Ed note: We should be particularly aware in elevators that we cannot adequately socially distance. Thus, elevator conversation should be kept to a minimum despite how tempting it is to meet and greet.
Two weeks after the Centers for Disease Control and Prevention took down a statement about airborne transmission of the coronavirus, the agency on Monday replaced it with language citing new evidence that the virus can spread beyond six feet indoors.
“These transmissions occurred within enclosed spaces that had inadequate ventilation,” the new guidance said. “Sometimes the infected person was breathing heavily, for example while singing or exercising.”
The incident was only the latest in a series of slow and often puzzling scientific judgments by the C.D.C. and by the World Health Organization since the start of the pandemic. Despite evidence that use of face coverings can help cut down on viral spread, for example, the C.D.C. did not endorse their use by the public until April, and the W.H.O. did not do so till June.
Regarding aerosols — tiny airborne particles — the C.D.C. lagged behind even the W.H.O. In July, 239 experts who study aerosols called on the W.H.O. to acknowledge that the coronavirus can be transmitted by air in any indoor setting and not just after certain medical procedures, as the organization had claimed.
Notably, the C.D.C.’s new guidance softens a previous statement referring to the coronavirus as “an airborne virus,” a term that may have required hospitals to treat infected patients in specialized rooms and health care workers to wear N95 masks anywhere in a hospital.
The new advice instead says the virus can “sometimes be spread by airborne transmission” and can be spread by both larger droplets and smaller aerosols released when people “cough, sneeze, sing, talk, or breathe.”
But while the virus can be airborne under some circumstances, it is not the primary way the virus spreads, the C.D.C. said.
“I’m a little concerned that they still distinguish between close contact and airborne transmission, implying that airborne transmission only matters beyond six feet,” said Linsey Marr, an expert in airborne transmission of viruses at Virginia Tech in Blacksburg, Va. “Airborne transmission also occurs at close contact and is probably more important than the spray of large droplets.”
The revisions arrived as President Trump received treatment at Walter Reed National Military Medical Center in Bethesda, Md., for what may be a severe case of Covid-19, the illness caused by the coronavirus. (Mr.

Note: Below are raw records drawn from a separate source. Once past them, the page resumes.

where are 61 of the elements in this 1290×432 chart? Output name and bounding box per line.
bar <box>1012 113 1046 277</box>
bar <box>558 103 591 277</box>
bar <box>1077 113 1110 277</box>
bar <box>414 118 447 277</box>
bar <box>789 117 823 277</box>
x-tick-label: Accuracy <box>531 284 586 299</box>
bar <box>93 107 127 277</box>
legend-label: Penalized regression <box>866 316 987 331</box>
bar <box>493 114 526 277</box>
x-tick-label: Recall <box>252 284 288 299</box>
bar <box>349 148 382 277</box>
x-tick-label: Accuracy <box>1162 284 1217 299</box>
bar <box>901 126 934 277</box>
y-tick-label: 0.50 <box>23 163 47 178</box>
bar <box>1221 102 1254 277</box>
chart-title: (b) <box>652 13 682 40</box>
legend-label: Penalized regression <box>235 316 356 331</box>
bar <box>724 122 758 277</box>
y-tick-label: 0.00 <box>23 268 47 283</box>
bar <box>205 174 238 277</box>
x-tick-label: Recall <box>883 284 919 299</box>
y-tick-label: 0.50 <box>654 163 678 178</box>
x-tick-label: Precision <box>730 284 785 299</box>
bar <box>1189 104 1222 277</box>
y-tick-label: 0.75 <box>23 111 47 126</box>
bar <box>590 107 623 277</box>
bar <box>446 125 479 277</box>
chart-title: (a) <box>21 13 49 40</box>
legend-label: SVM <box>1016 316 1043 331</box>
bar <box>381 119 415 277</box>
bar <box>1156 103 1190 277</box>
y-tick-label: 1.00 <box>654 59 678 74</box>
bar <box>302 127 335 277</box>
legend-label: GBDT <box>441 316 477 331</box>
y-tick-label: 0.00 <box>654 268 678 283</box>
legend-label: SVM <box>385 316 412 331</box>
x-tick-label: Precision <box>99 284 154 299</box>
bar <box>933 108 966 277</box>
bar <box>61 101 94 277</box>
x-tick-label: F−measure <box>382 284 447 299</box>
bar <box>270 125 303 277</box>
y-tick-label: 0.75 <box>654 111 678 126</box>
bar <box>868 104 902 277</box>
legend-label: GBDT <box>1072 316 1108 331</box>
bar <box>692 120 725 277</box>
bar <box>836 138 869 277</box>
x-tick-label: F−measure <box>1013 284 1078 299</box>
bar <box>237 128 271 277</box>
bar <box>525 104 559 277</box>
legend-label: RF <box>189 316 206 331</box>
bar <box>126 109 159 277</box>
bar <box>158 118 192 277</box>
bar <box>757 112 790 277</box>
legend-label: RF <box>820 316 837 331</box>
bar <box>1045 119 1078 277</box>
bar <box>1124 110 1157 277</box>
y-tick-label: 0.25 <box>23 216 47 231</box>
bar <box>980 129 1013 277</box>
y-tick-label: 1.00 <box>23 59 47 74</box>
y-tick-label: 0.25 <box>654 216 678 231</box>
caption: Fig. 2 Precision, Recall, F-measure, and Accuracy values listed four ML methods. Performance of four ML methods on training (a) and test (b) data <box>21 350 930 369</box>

Trump left the hospital on Monday evening.)
The administration is contending with a rising number of such infections among Mr. Trump’s inner circle. Kayleigh McEnany, the president’s chief spokeswoman, announced on Monday morning that she had tested positive for the coronavirus, the latest in a string of political figures heading into self-quarantine following what may have been a so-called superspreader event at the White House earlier this month.